It may have been some Rachel dwelt therein, who met a second Jacob at the spring, and Fancy listens for the words they said, not found in "Ovid's Art of Love,"—the maid a matron, and the matron dead.
And then, strolling thoughtfully along, where the track grows dim, and loses itself in the grass, we come to the beeches, whereto, we like to think, glad children once made pilgrimage. That chafed and sturdy limb has borne a weight more precious than its leaves. Upon the stout old arm, swayed to and fro like canaries in a ring, swung clusters of laughing girls and boys, and then beneath it, hand-in-hand, made bows and courtesies to the passing traveler, while tattered hats of straw and wool tossed here and there proclaimed the coming stage. Ah! there were days when, over the old road, ran the yellow, mud-stained coach; laboring up its hills, and pitching along its log-ways, and lurching in its deep-worn tracks, and rattling down its steeps, and splashing through its brooks.
And there, in that roofless dwelling, whose clap-boards rattle in the wind, behold "the stage house" of the elder time. Very grand people used to get out of that stage sometimes, and quite as grand were the dinners that the bustling landlady and her girls set forth. Then it was that the blacksmith, in his dusty shop across the road, was wont to lean upon his hammer, and discuss the merits of wheel-horse and leader.
You can see, even to this day, the burned and blackened ring in the greensward where he used to "set the tire." Of the smithy and the man, no other trace remains.

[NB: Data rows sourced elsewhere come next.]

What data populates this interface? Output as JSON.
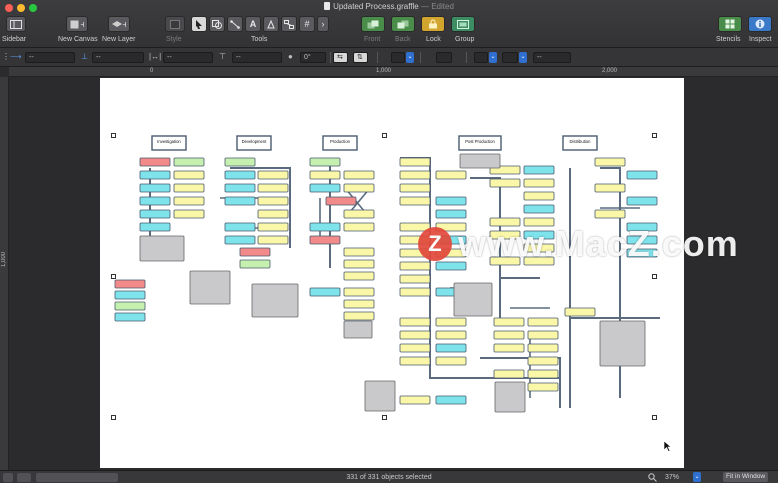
{
  "window": {
    "title": "Updated Process.graffle",
    "edited_suffix": "— Edited"
  },
  "toolbar": {
    "sidebar_label": "Sidebar",
    "new_canvas_label": "New Canvas",
    "new_layer_label": "New Layer",
    "style_label": "Style",
    "tools_label": "Tools",
    "front_label": "Front",
    "back_label": "Back",
    "lock_label": "Lock",
    "group_label": "Group",
    "stencils_label": "Stencils",
    "inspect_label": "Inspect",
    "tools": [
      "selection-arrow-icon",
      "shape-icon",
      "line-icon",
      "text-icon",
      "pen-icon",
      "diagram-icon",
      "table-icon"
    ],
    "text_tool_glyph": "A",
    "table_tool_glyph": "#",
    "more_tools_glyph": "›"
  },
  "inspector_bar": {
    "field_1": "--",
    "field_2": "--",
    "field_3": "--",
    "field_4": "--",
    "angle": "0°",
    "field_5": "--"
  },
  "rulers": {
    "h_ticks": [
      "0",
      "1,000",
      "2,000"
    ],
    "v_ticks": [
      "1,000"
    ]
  },
  "diagram": {
    "headers": [
      "Investigation",
      "Development",
      "Production",
      "Post Production",
      "Distribution"
    ]
  },
  "statusbar": {
    "selection_text": "331 of 331 objects selected",
    "zoom": "37%",
    "fit_label": "Fit in Window"
  },
  "watermark": {
    "logo_letter": "Z",
    "text": "www.MacZ.com"
  },
  "colors": {
    "box_blue": "#7fe3ec",
    "box_yellow": "#fbf7a9",
    "box_green": "#c5f0b0",
    "box_red": "#f28a8a",
    "note_grey": "#c9c9cc",
    "connector": "#5a6b7e"
  }
}
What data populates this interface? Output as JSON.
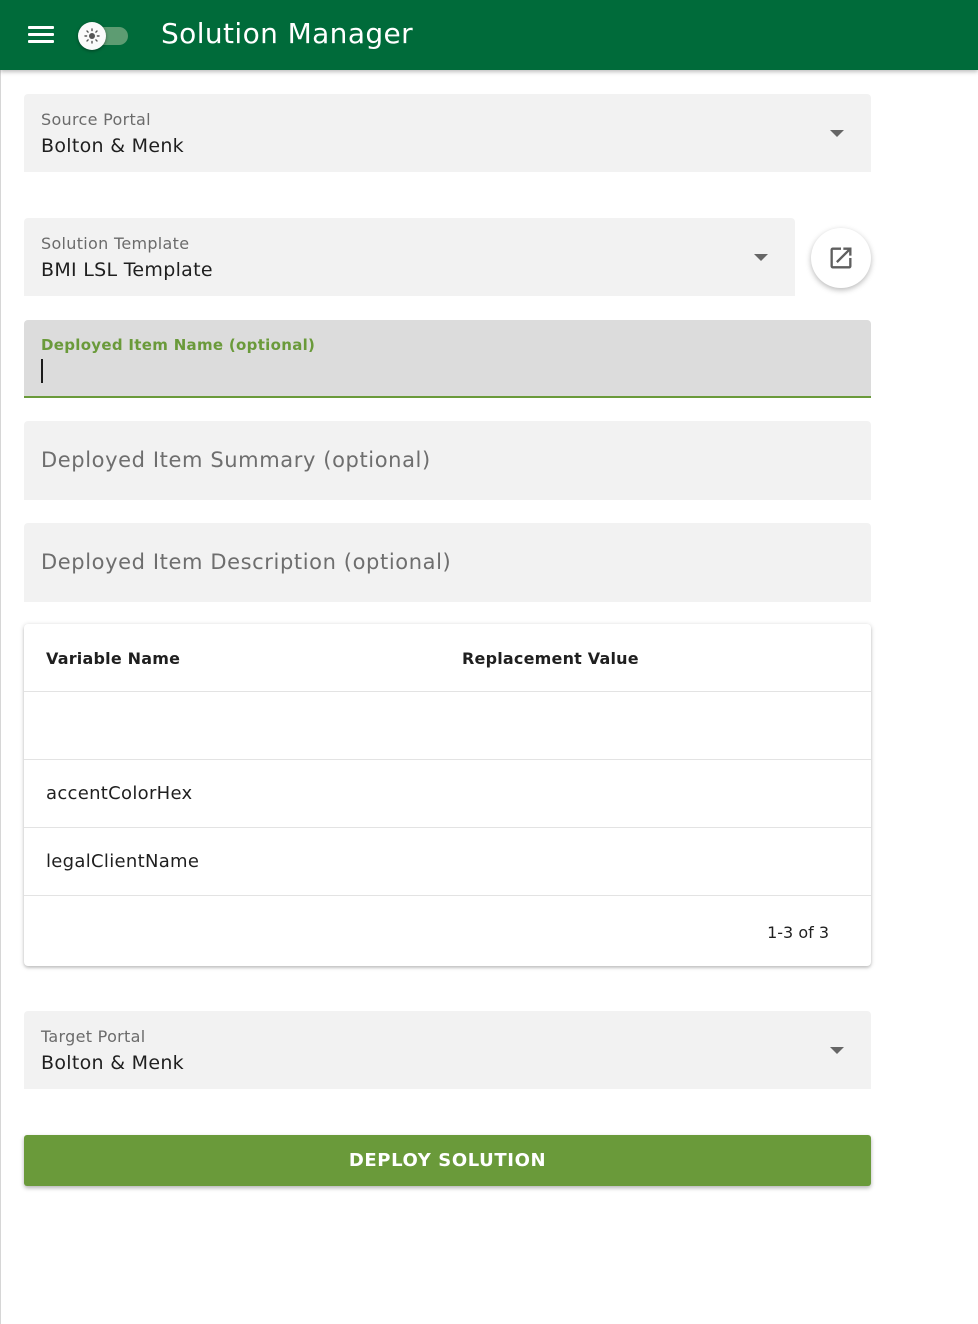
{
  "app": {
    "title": "Solution Manager",
    "colors": {
      "header": "#006b3a",
      "accent": "#6a9a3a"
    }
  },
  "header": {
    "menu_icon": "hamburger-menu-icon",
    "theme_toggle_icon": "sun-icon",
    "theme_toggle_state": "off"
  },
  "form": {
    "source_portal": {
      "label": "Source Portal",
      "value": "Bolton & Menk"
    },
    "solution_template": {
      "label": "Solution Template",
      "value": "BMI LSL Template",
      "open_icon": "open-in-new-icon"
    },
    "deployed_item_name": {
      "label": "Deployed Item Name (optional)",
      "value": ""
    },
    "deployed_item_summary": {
      "placeholder": "Deployed Item Summary (optional)"
    },
    "deployed_item_description": {
      "placeholder": "Deployed Item Description (optional)"
    },
    "target_portal": {
      "label": "Target Portal",
      "value": "Bolton & Menk"
    }
  },
  "variables_table": {
    "columns": [
      "Variable Name",
      "Replacement Value"
    ],
    "rows": [
      {
        "name": "",
        "value": ""
      },
      {
        "name": "accentColorHex",
        "value": ""
      },
      {
        "name": "legalClientName",
        "value": ""
      }
    ],
    "pagination": "1-3 of 3"
  },
  "actions": {
    "deploy_label": "DEPLOY SOLUTION"
  }
}
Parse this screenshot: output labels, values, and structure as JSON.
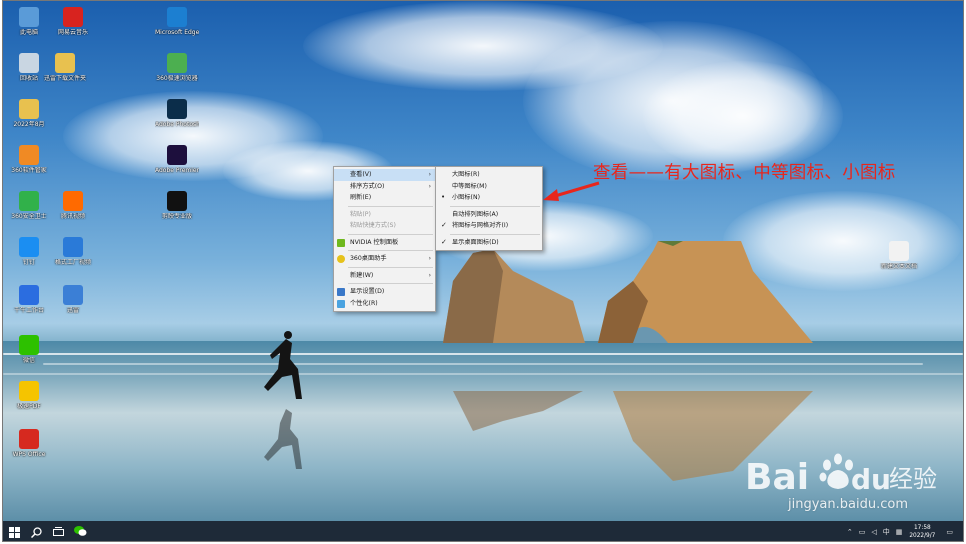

Children sometimes wander out to the old road, and wonder where it leads, and whether to the end of the world; and we delight to join them in conjecture; to think what stalwart men they were, that, ax in hand, so bravely cut their way through the dim resounding woods, and rolled their cabins up; to think what "beauty" and what "beast" in elder times did pass along this road; what laughter echoed and what jests went round; that canvas-covered wains in many a camp were scattered towards the West, and red fires twinkled through the leafy tents; that soldiers in some old campaign, and ponderous cannon went that way to battle, and returned at last, but fewer than they went. This was the route of them, perhaps, who founded cities in the brave young West, its future sinews and its coming men; of newly-wedded pairs bound for the later Canaan; of murderers hastening from the hue and cry.
Across its beaten path the deer have trooped, the Indian noiseless stole, the forest shadows fallen at high noon. Westward it went to some great lake, they said, where fields all ready for the plow grew green to the water's edge, where springs came early and golden autumns lingered late.
Along that way, trampled beneath the driver's feet, the mail-bag went and came, and now and then a letter from the West; a great brown sheet, and traced with awkward pen and faded ink, yet how like a ballad ran the homely missive: of green March fields, and February flowers; of Nature's meadows waiting for the scythe; of clustering grapes that mantled all the woods; of nearest neighbors but two miles apart; of dreams of plenty and of peace. Blended therewith were memories of home and words of love sent back, and a little sigh, half breathed, for faces they never more should see.
What tidings went, sometimes, of fortunes won, and fame, by errant sons; of girls whose graves were made where the sunbeams rest, "when they promise a glorious morrow."
Thus slowly to and fro crept the sweet syllables of love, the untranslated Gospel of the human heart; and, though long on the way, they never grew chilly or old.
Ah, those letters on huge, buckram foolscap, crackling when you opened them like a fire in the hemlocks, that used to be written when letters were as honest as an open palm! Those old, half-naked letters, their blue ribs showing through, ventured out at long and painful intervals, were indited "after meeting," and were sure to contain religion, death or a wedding. The old-time writer, though wicked as Captain Kyd on week days, was bound to have religion enough in his letter to float it on Sunday, and he was no hypocrite that did it, for it was the deliberate, passionless transcript of his better self. Lay side by side an old letter of 1840 and a new letter of 1874: the one right-angled, neat and snug in its white or buff jacket, wearing a medallion as if it belonged to the legion of honor, self-folding, self-sealing, self-paying, and ready for the road. The other in its shirt-sleeves, broad, long, and possibly five-cornered, written across its baggy back like a note at the bank, "for here you see the owner's name,"—an "18¾" or a "25" done in red ink in a corner, and sealed with a pat of shoe-maker's wax or a little biscuit of dough. But as honest hearts were done up in those rude letters as ever were set going, and the awkward pages were more richly illuminated than an old Saint's Legend, with unadorned and simple friendship.